Fun country factoids!
These are good for when you’re torn on who to root for and opt for things like “character” and “story” and “cuteness.”Brazil:
-They’re hosting this thing. See how poorly things are going in preparation for the tournament with our “Power Ranking All The Stuff Going Wrong In Brazil Right Now.”
-They wrongfully incarcerate one in five of their inmates, and around 50 percent of their inmates have never been tried in court. So, that’s nice.
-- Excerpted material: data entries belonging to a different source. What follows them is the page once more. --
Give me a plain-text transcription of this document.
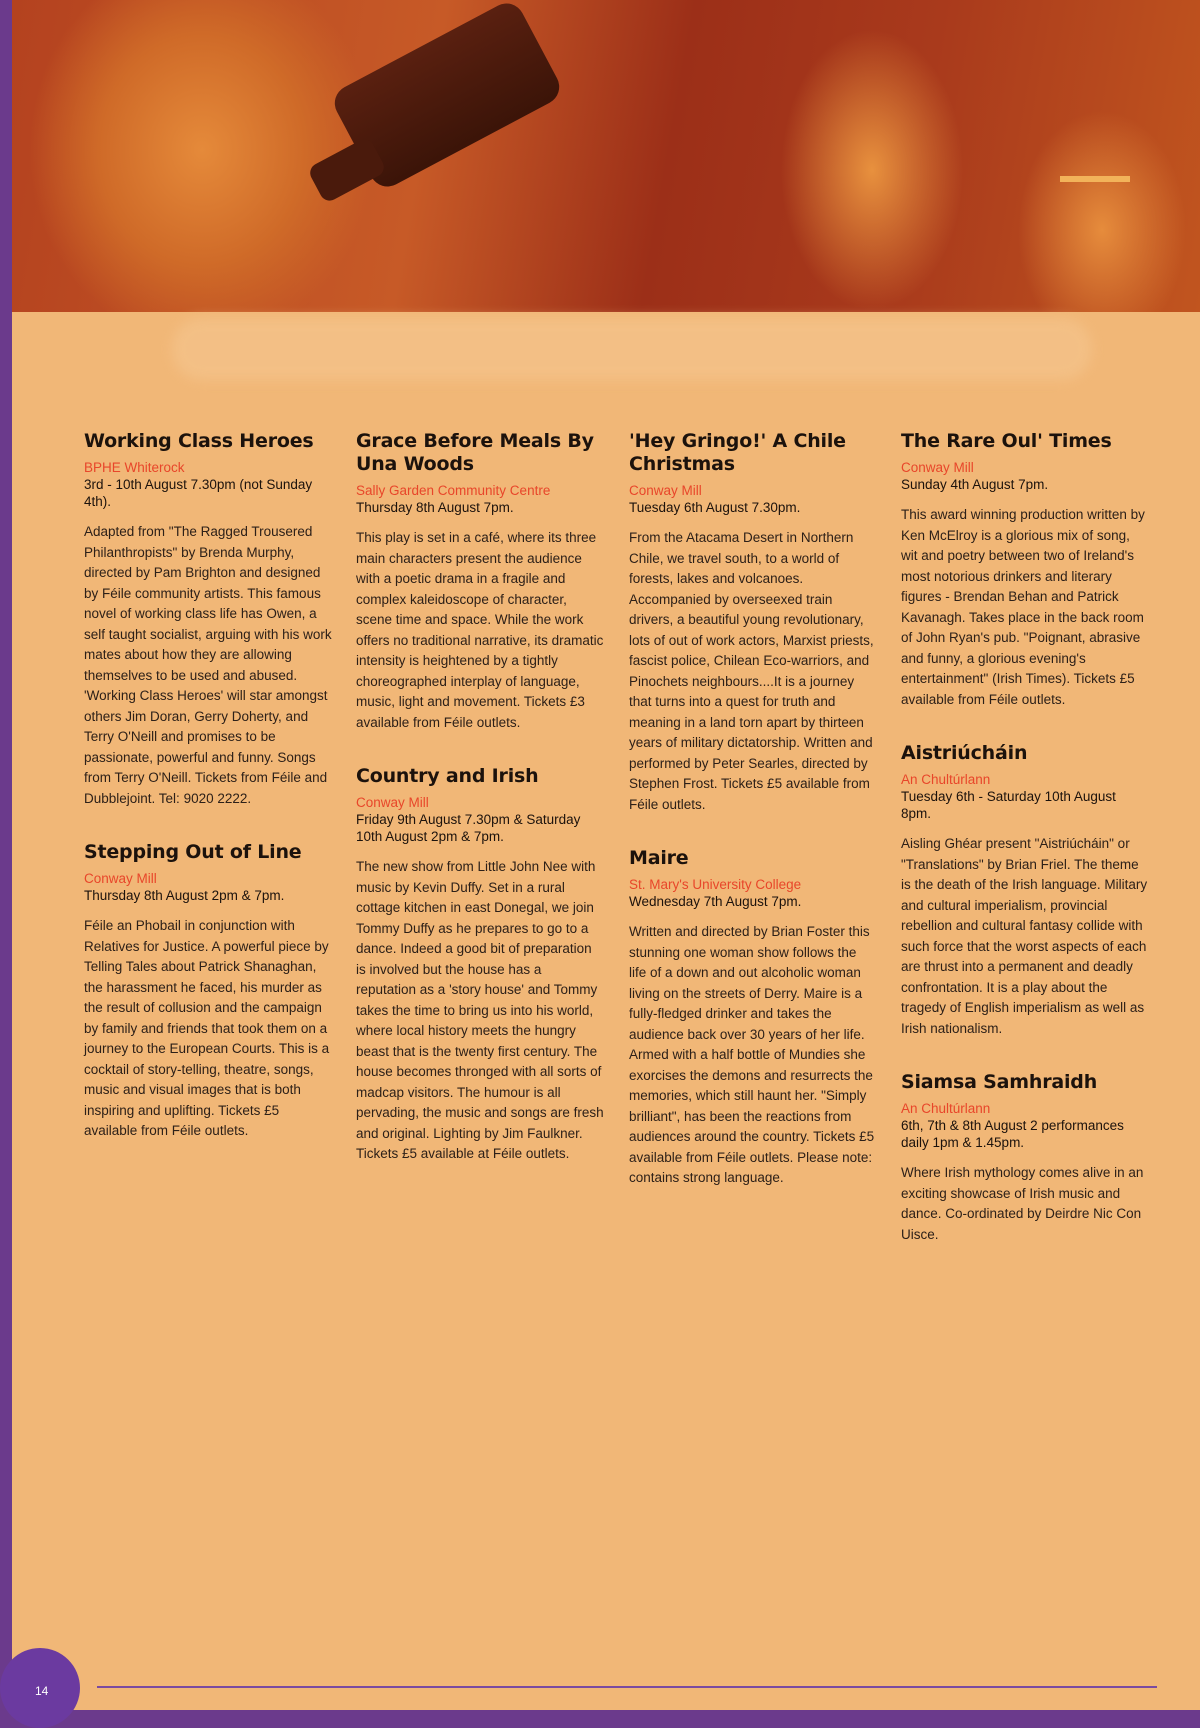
Working Class Heroes

BPHE Whiterock

3rd - 10th August 7.30pm (not Sunday 4th).

Adapted from "The Ragged Trousered Philanthropists" by Brenda Murphy, directed by Pam Brighton and designed by Féile community artists. This famous novel of working class life has Owen, a self taught socialist, arguing with his work mates about how they are allowing themselves to be used and abused. 'Working Class Heroes' will star amongst others Jim Doran, Gerry Doherty, and Terry O'Neill and promises to be passionate, powerful and funny. Songs from Terry O'Neill. Tickets from Féile and Dubblejoint. Tel: 9020 2222.

Stepping Out of Line

Conway Mill

Thursday 8th August 2pm & 7pm.

Féile an Phobail in conjunction with Relatives for Justice. A powerful piece by Telling Tales about Patrick Shanaghan, the harassment he faced, his murder as the result of collusion and the campaign by family and friends that took them on a journey to the European Courts. This is a cocktail of story-telling, theatre, songs, music and visual images that is both inspiring and uplifting. Tickets £5 available from Féile outlets.

Grace Before Meals By Una Woods

Sally Garden Community Centre

Thursday 8th August 7pm.

This play is set in a café, where its three main characters present the audience with a poetic drama in a fragile and complex kaleidoscope of character, scene time and space. While the work offers no traditional narrative, its dramatic intensity is heightened by a tightly choreographed interplay of language, music, light and movement. Tickets £3 available from Féile outlets.

Country and Irish

Conway Mill

Friday 9th August 7.30pm & Saturday 10th August 2pm & 7pm.

The new show from Little John Nee with music by Kevin Duffy. Set in a rural cottage kitchen in east Donegal, we join Tommy Duffy as he prepares to go to a dance. Indeed a good bit of preparation is involved but the house has a reputation as a 'story house' and Tommy takes the time to bring us into his world, where local history meets the hungry beast that is the twenty first century. The house becomes thronged with all sorts of madcap visitors. The humour is all pervading, the music and songs are fresh and original. Lighting by Jim Faulkner. Tickets £5 available at Féile outlets.

'Hey Gringo!' A Chile Christmas

Conway Mill

Tuesday 6th August 7.30pm.

From the Atacama Desert in Northern Chile, we travel south, to a world of forests, lakes and volcanoes. Accompanied by overseexed train drivers, a beautiful young revolutionary, lots of out of work actors, Marxist priests, fascist police, Chilean Eco-warriors, and Pinochets neighbours....It is a journey that turns into a quest for truth and meaning in a land torn apart by thirteen years of military dictatorship. Written and performed by Peter Searles, directed by Stephen Frost. Tickets £5 available from Féile outlets.

Maire

St. Mary's University College

Wednesday 7th August 7pm.

Written and directed by Brian Foster this stunning one woman show follows the life of a down and out alcoholic woman living on the streets of Derry. Maire is a fully-fledged drinker and takes the audience back over 30 years of her life. Armed with a half bottle of Mundies she exorcises the demons and resurrects the memories, which still haunt her. "Simply brilliant", has been the reactions from audiences around the country. Tickets £5 available from Féile outlets. Please note: contains strong language.

The Rare Oul' Times

Conway Mill

Sunday 4th August 7pm.

This award winning production written by Ken McElroy is a glorious mix of song, wit and poetry between two of Ireland's most notorious drinkers and literary figures - Brendan Behan and Patrick Kavanagh. Takes place in the back room of John Ryan's pub. "Poignant, abrasive and funny, a glorious evening's entertainment" (Irish Times). Tickets £5 available from Féile outlets.

Aistriúcháin

An Chultúrlann

Tuesday 6th - Saturday 10th August 8pm.

Aisling Ghéar present "Aistriúcháin" or "Translations" by Brian Friel. The theme is the death of the Irish language. Military and cultural imperialism, provincial rebellion and cultural fantasy collide with such force that the worst aspects of each are thrust into a permanent and deadly confrontation. It is a play about the tragedy of English imperialism as well as Irish nationalism.

Siamsa Samhraidh

An Chultúrlann

6th, 7th & 8th August 2 performances daily 1pm & 1.45pm.

Where Irish mythology comes alive in an exciting showcase of Irish music and dance. Co-ordinated by Deirdre Nic Con Uisce.

14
-Brazil has won five World Cups, more than any other country. They’re kind of like the Yankees mixed with the Steelers.
Mexico:
-Cinco de Mayo was this month. You likely drank a margarita while saying “It’s Mexican Independence Day, or something!” Actually, it was “something” because Mexico’s Independence Day is in September. Cinco de Mayo isn’t a big deal in Mexico, so you might want to find another reason to get stupid drunk that day.
-Mexico just surpassed the United States as the world’s fattest country. They have a 32.8 percent adult obesity rate.
-Mexico’s best finish at the World Cup: reached the quarterfinals, twice. Not everybody can be Brazil.
Croatia:
-The White House was built with Croatian stones. They got that good limestone.
-It’s thought that Hum, Croatia is the world’s smallest town. According to the Wikipedia page, only 17 people live there. I had twice that many in my high school economics class.
-Croatia’s soccer team joined FIFA in 1993 with a 125th ranking, and by the end of the 1998 World Cup they ranked third. High climbers.
Cameroon:
-Yep, it’s an African country, but the two national languages are French and English. “Cameroon” comes from a Portuguese phrase meaning Shrimp River. Colonialism!
-Cameroon was the first African team to make it to the quarterfinal stage of the World Cup, in 1990 — and they lost to England in extra time. Ah, what could have been.